New menu testing

There’s a strange tension in the days before a new cocktail menu is finalized. You're past the playful experimentation but not quite at confident launch mode. The flavors are close, but something’s missing—maybe a sharper finish, a softer entry, a better name.
So instead of guessing, we decided to open the doors and let the guests help shape it.
New Menu Testing was an invitation into our process. A night where regulars, friends, and curious newcomers were given access to what usually happens behind the bar—prototype cocktails, half-formed ideas, unfinished names, and total honesty.
A flight of first drafts
Everyone who joined received a set of four unnamed drinks. Each one came with a small card: a working title, a rough sketch of ingredients, and a space for feedback.
The names were cryptic.
Velvet Knife. Moonwater. Smoke Theory. Room 11.
Some might stay. Others might vanish. That was the point.
Bartenders didn’t just serve—they wandered the room, asked questions, listened to reactions. We weren’t chasing compliments. We were chasing clarity.
One guest described Room 11 as “a drink I’d order when I want to sit alone but look interesting.” Another said Moonwater “tastes like a spa but in a slightly haunted way.”
“It’s like the kind of drink someone makes you after a long day, but you’re not sure if they love you or want to poison you.”

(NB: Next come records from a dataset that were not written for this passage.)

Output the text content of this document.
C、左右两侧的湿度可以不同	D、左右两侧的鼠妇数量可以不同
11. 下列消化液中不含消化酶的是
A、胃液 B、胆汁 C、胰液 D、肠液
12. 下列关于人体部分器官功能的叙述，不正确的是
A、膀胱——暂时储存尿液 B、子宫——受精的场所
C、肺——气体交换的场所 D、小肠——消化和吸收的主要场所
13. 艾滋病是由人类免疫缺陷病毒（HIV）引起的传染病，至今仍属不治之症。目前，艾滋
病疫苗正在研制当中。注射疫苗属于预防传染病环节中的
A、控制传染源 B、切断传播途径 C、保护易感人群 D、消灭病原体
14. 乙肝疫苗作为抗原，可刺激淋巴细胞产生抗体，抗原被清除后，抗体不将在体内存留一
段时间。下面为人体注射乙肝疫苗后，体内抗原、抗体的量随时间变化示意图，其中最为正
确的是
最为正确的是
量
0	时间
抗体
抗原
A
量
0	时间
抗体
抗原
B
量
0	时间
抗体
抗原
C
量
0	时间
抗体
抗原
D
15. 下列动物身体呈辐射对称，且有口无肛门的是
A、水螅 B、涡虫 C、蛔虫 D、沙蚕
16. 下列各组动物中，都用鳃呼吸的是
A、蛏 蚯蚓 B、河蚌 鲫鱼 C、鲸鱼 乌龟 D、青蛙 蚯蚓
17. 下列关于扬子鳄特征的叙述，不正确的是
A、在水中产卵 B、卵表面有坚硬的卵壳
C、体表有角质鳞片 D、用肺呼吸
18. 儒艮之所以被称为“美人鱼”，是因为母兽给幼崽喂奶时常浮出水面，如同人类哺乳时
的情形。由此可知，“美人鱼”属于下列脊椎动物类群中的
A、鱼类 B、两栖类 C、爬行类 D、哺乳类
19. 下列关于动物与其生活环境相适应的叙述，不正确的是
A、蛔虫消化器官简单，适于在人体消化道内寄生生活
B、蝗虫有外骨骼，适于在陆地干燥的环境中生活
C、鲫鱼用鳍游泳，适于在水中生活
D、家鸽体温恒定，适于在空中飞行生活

— Guest feedback on Velvet Knife
Playing without a theme
Most Velvet Shaker menus have a core idea—an ingredient, a city, a color palette. This one didn’t. We were just following instincts and obsessions.
Some flavor directions we explored:
Carrot shrub with ginger and miso
Butter-washed mezcal
Roasted banana skin and saline
Coconut cream smoked over clove wood
Some drinks landed right away. Others didn’t. One had a strange metallic aftertaste we couldn't explain. Another was beloved but undrinkably strong. That’s why we tested it.
Guests turned into collaborators
By the third drink, something shifted. People weren’t just filling out cards—they were debating. Some compared notes. Others asked to remix two cocktails. One group moved tables just to argue more loudly about Smoke Theory.
It was chaotic. It was insightful. It was exactly what we needed.
There’s something special about watching guests become co-creators. When someone leans in and says, “I don’t know why, but this reminds me of a church in Lisbon,” you’ve struck a chord. Even if you don’t understand it, it means something is resonating beyond flavor.